Acute Left-Sided Pain That Can Occur Throughout Childhood

Several causes of left-sided abdominal pain cause sudden and often severe pain. For example, the spleen – an organ that makes and filters blood cells, and helps fight infection -- is located in the upper left abdomen. Blunt trauma to this part of the abdomen, or even the mid back, can cause injury to the spleen resulting in pain (Ref 1, Etiology section). Moreover, trauma to the spleen can result in a tear of the surrounding capsule, causing severe blood loss from the spleen (Ref 4, p. 1526), a medical emergency. The spleen can also become infected or enlarged, by causes such as Epstein Barr virus infection or congestion from abnormal cells in sickle cell disease, causing left upper abdominal pain. Appendicitis is usually a cause of right-sided abdominal pain, but can actually cause left-sided pain in the rare case of a child born with the appendix located on the left-side of the abdomen (Ref 6, background section).

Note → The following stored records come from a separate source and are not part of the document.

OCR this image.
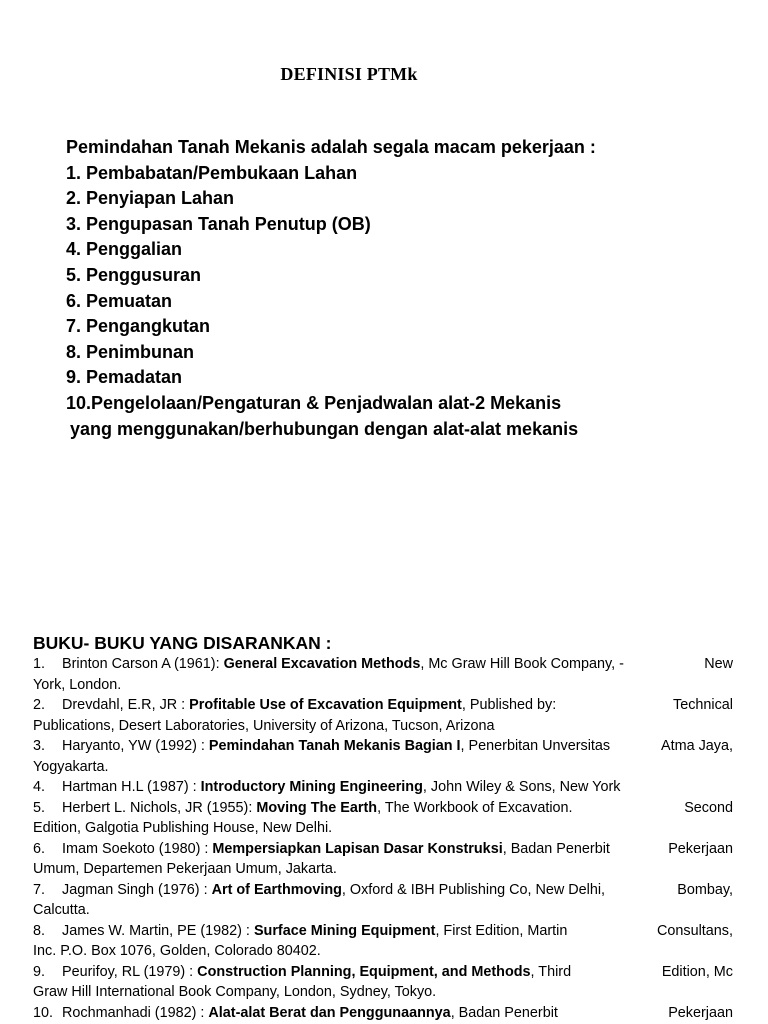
DEFINISI PTMk
Pemindahan Tanah Mekanis adalah segala macam pekerjaan :
1. Pembabatan/Pembukaan Lahan
2. Penyiapan Lahan
3. Pengupasan Tanah Penutup (OB)
4. Penggalian
5. Penggusuran
6. Pemuatan
7. Pengangkutan
8. Penimbunan
9. Pemadatan
10.Pengelolaan/Pengaturan & Penjadwalan alat-2 Mekanis
yang menggunakan/berhubungan dengan alat-alat mekanis
BUKU- BUKU YANG DISARANKAN :
1. Brinton Carson A (1961): General Excavation Methods, Mc Graw Hill Book Company, -	New
York, London.
2. Drevdahl, E.R, JR : Profitable Use of Excavation Equipment, Published by:	Technical
Publications, Desert Laboratories, University of Arizona, Tucson, Arizona
3. Haryanto, YW (1992) : Pemindahan Tanah Mekanis Bagian I, Penerbitan Unversitas	Atma Jaya,
Yogyakarta.
4. Hartman H.L (1987) : Introductory Mining Engineering, John Wiley & Sons, New York
5. Herbert L. Nichols, JR (1955): Moving The Earth, The Workbook of Excavation.	Second
Edition, Galgotia Publishing House, New Delhi.
6. Imam Soekoto (1980) : Mempersiapkan Lapisan Dasar Konstruksi, Badan Penerbit	Pekerjaan
Umum, Departemen Pekerjaan Umum, Jakarta.
7. Jagman Singh (1976) : Art of Earthmoving, Oxford & IBH Publishing Co, New Delhi,	Bombay,
Calcutta.
8. James W. Martin, PE (1982) : Surface Mining Equipment, First Edition, Martin	Consultans,
Inc. P.O. Box 1076, Golden, Colorado 80402.
9. Peurifoy, RL (1979) : Construction Planning, Equipment, and Methods, Third	Edition, Mc
Graw Hill International Book Company, London, Sydney, Tokyo.
10. Rochmanhadi (1982) : Alat-alat Berat dan Penggunaannya, Badan Penerbit	Pekerjaan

Acute Left-Sided Abdominal Pain in Older children

Twisting of the left ovary, which is called ovarian torsion, will usually cause intermittent sharp abdominal pain that also may radiate down the left leg (Ref 4, p 1668), usually in girls age 12 years and over (Ref 1, Table 2). Pain occurs because the nerves around the ovary are inflamed. Ovarian torsion is an emergency because of the possibility of loss of the ovary due to impaired blood supply. The same problem of twisting can occur in the left testicle—which most commonly occurs in boys age 12 and over. Since the testicle, unlike the ovary, is visible, a parent may notice the tell-tale signs of scrotal swelling, tenderness and discoloration (Ref 4, p. 1651-1652).

Chronic Left-Sided Abdominal Pain

Constipation, a common cause of left-sided abdominal pain, is characterized by stools that are infrequent or difficult to pass. The pain is often cramping, and relieved by a bowel movement. Other than abdominal pain, symptoms of constipation that a child may experience include pain during stooling, blood on the stool or tissue paper after wiping, fecal soiling and wetting himself (Ref 2, p. 2). Risk for constipation is increased when a child’s diet is lacking adequate fiber sources, such as vegetables, fruit and whole grains (Ref 3). A left groin hernia can cause abdominal pain. A hernia occurs when abdominal organs, usually the intestine, enter the groin through an opening in the abdominal wall. Parents may notice a bulge in the child’s groin. Half of these cases occur in children under 1 year old. A groin hernia can cause acute pain and become an emergency if it gets trapped in the abdominal wall -- called an incarcerated hernia -- because it chokes off blood flow to the trapped organ (Ref 4, p 1185 -1187).

Red Flags

If a child has abdominal pain that is moderate to severe, that is worsening, or that is constant, her doctor should be notified immediately (Ref 5,’When to Call’). Other red flags include blood in the vomit or stool, recent injury to the abdomen, high fever or age under 2 years old (Ref 5, ‘When to call’).